Home Teatro L’assurdità della società umana di Ionesco a Modena

L’assurdità della società umana di Ionesco a Modena

[rating=3]Interno  borghese  inglese,  con  poltrone  inglesi. Serata inglese. Il signor Smith, inglese, nella sua poltrona e nelle sue pantofole inglesi, fuma la sua pipa inglese e legge un giornale inglese accanto a un fuoco inglese.” Questo è l’inizio del capolavoro di Eugene Ionesco, la “Cantatrice calva” rappresentata al teatro Storchi di Modena, per la regia di Massimo Castri.

L’incoerenza, l’incomunicabilità e la totale interscambiabilità delle persone, che vivono in una società vuota e vengono trattate come numeri, questi sono solo alcuni dei temi che si possono trovare in uno dei testi più rappresentati e famosi del Teatro dell’Assurdo, di cui Ionesco è un degno rappresentante. Le situazioni si susseguono destrutturate, il testo in alcuni punti assomiglia ad una lista della spesa di frasi vuote (Ionesco ha tratto ispirazione dai corsi di lingua per corrispondenza, pieni di frasi ovvie ma assurde: “il pavimento è in basso, il soffitto è in alto”), gli argomenti di conversazione sono di basso livello (si parla di cucina, dell’olio del droghiere e delle notizie di cronaca sul giornale). L’uomo non si eleva, resta a brancolare nel buio di una società che pretende da lui l’apparenza e niente più. I coniugi Smith trovano futili pretesti per litigare quando non si ignorano l’un l’altro, mentre i Martin si sono persi, si ritrovano in scena, in uno dei passi più avvincenti e rivelatori dello spettacolo. La domestica esce dal suo ruolo, imponendo le proprie idee e decantando una poesia, unico momento pseudoculturale della loro esistenza. Anche il pompiere è reso schiavo dal suo lavoro, vede ovunque focolai da estinguere o almeno la possibilità che se ne possano creare e di conseguenza spengere.

La cantatrice calva

In uno dei frequenti insulsi racconti del testo, i coniugi Smith parlano di Bobby Watson, che ha una moglie che si chiama Bobby Watson, un figlio che si chiama Bobby Watson etc, gli individui non hanno identità né spessore, ma l’ilarità e i doppi sensi che si vengono a creare indorano il boccone amaro, anzi lo rendono solo subliminale. Gli stessi personaggi sono a tratti scontrosi a tratti smielati l’uno nei confronti dell’altro senza apparente motivo, l’uomo è una bandiera al vento. Nel crescendo della discussione, i personaggi urlano, gli uni nelle orecchie degli altri e al pubblico, frasi scollegate che fanno emergere la loro rabbia repressa e terminano con ripetizioni di “non è di qua ma è di là”, l’uomo sembra non indovinare mai la strada giusta. Tutti questi messaggi sono nascosti in un’apparente commedia che diverte, stupisce, disorienta e fa pensare ma solo a luci spente, soltanto se si cerca di interpretarne il senso rovistando in un mare di assurdità. Il finale, con i coniugi Martin che ripetono l’esatta scena iniziale degli Smith, lascia un riso amaro, ulteriore fendente all’identità dell’uomo.

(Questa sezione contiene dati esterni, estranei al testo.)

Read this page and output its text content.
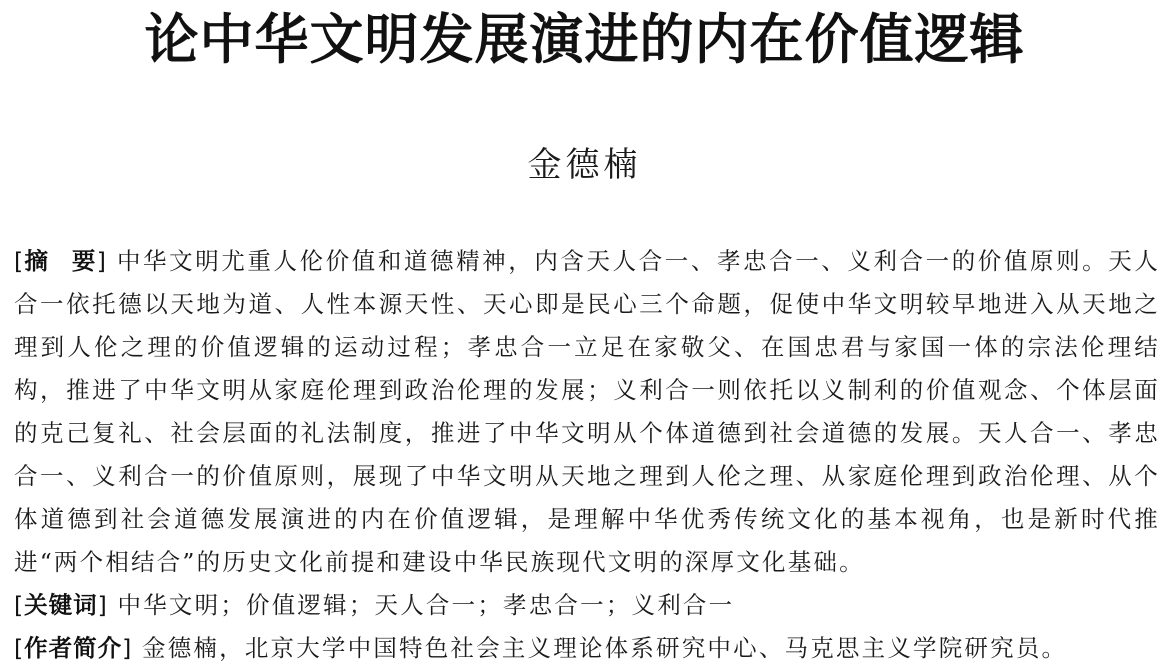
论中华文明发展演进的内在价值逻辑
金德楠

[摘 要] 中华文明尤重人伦价值和道德精神，内含天人合一、孝忠合一、义利合一的价值原则。天人合一依托德以天地为道、人性本源天性、天心即是民心三个命题，促使中华文明较早地进入从天地之理到人伦之理的价值逻辑的运动过程；孝忠合一立足在家敬父、在国忠君与家国一体的宗法伦理结构，推进了中华文明从家庭伦理到政治伦理的发展；义利合一则依托以义制利的价值观念、个体层面的克己复礼、社会层面的礼法制度，推进了中华文明从个体道德到社会道德的发展。天人合一、孝忠合一、义利合一的价值原则，展现了中华文明从天地之理到人伦之理、从家庭伦理到政治伦理、从个体道德到社会道德发展演进的内在价值逻辑，是理解中华优秀传统文化的基本视角，也是新时代推进“两个相结合”的历史文化前提和建设中华民族现代文明的深厚文化基础。

[关键词] 中华文明；价值逻辑；天人合一；孝忠合一；义利合一

[作者简介] 金德楠，北京大学中国特色社会主义理论体系研究中心、马克思主义学院研究员。
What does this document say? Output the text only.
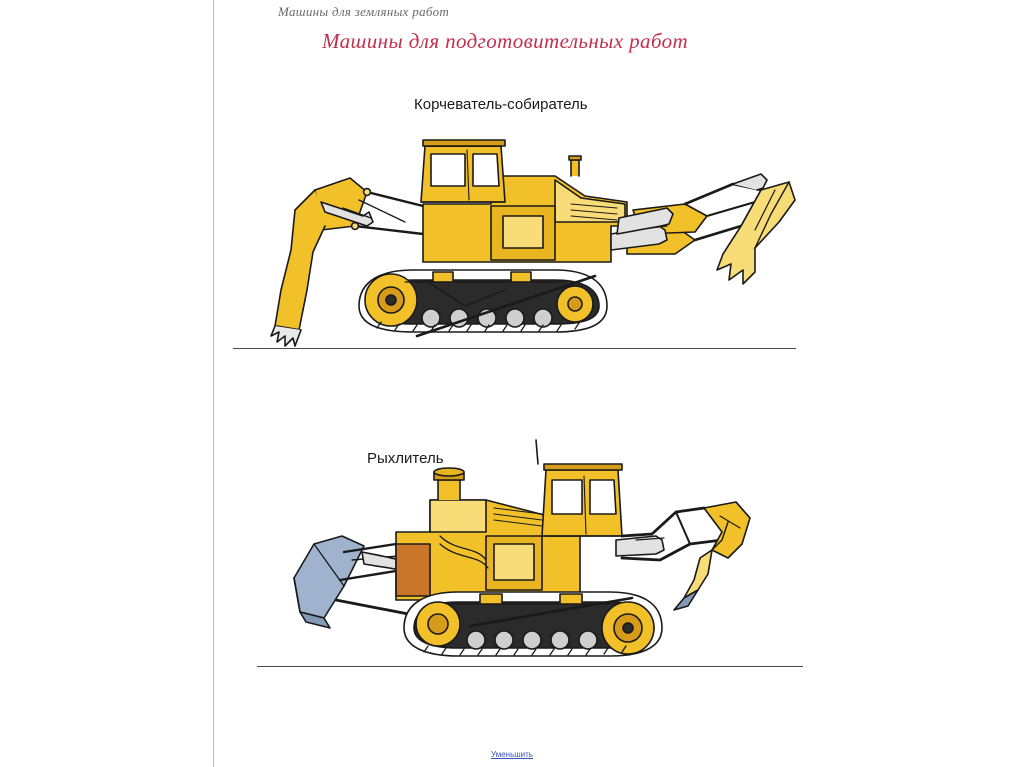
Машины для земляных работ
Машины для подготовительных работ
Корчеватель-собиратель
Рыхлитель
Уменьшить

Ovviamente non è facile rappresentare una piece simile senza seguire pedissequamente i dettami del testo, e proprio questo è stato fatto. I costumi e la messinscena classica riportano subito alla casetta british nei dintorni di Londra degli Smith, e il modo di recitare, sebbene talvolta un po’ urlato specialmente nel signor Smith, fa riemergere dal testo le sue molte parti comiche. I ruoli, sempre in bilico tra l’essere troppo grotteschi o troppo neutrali e grigi, non sono per niente facili: in questo spettacolo si è stati un po’ troppo grotteschi e sparati, talvolta troppo “teatrali”. Il pubblico di Modena, da sempre avvezzo al Teatro dell’Assurdo e a quello contemporaneo, non poteva non gradire con lunghi applausi finali.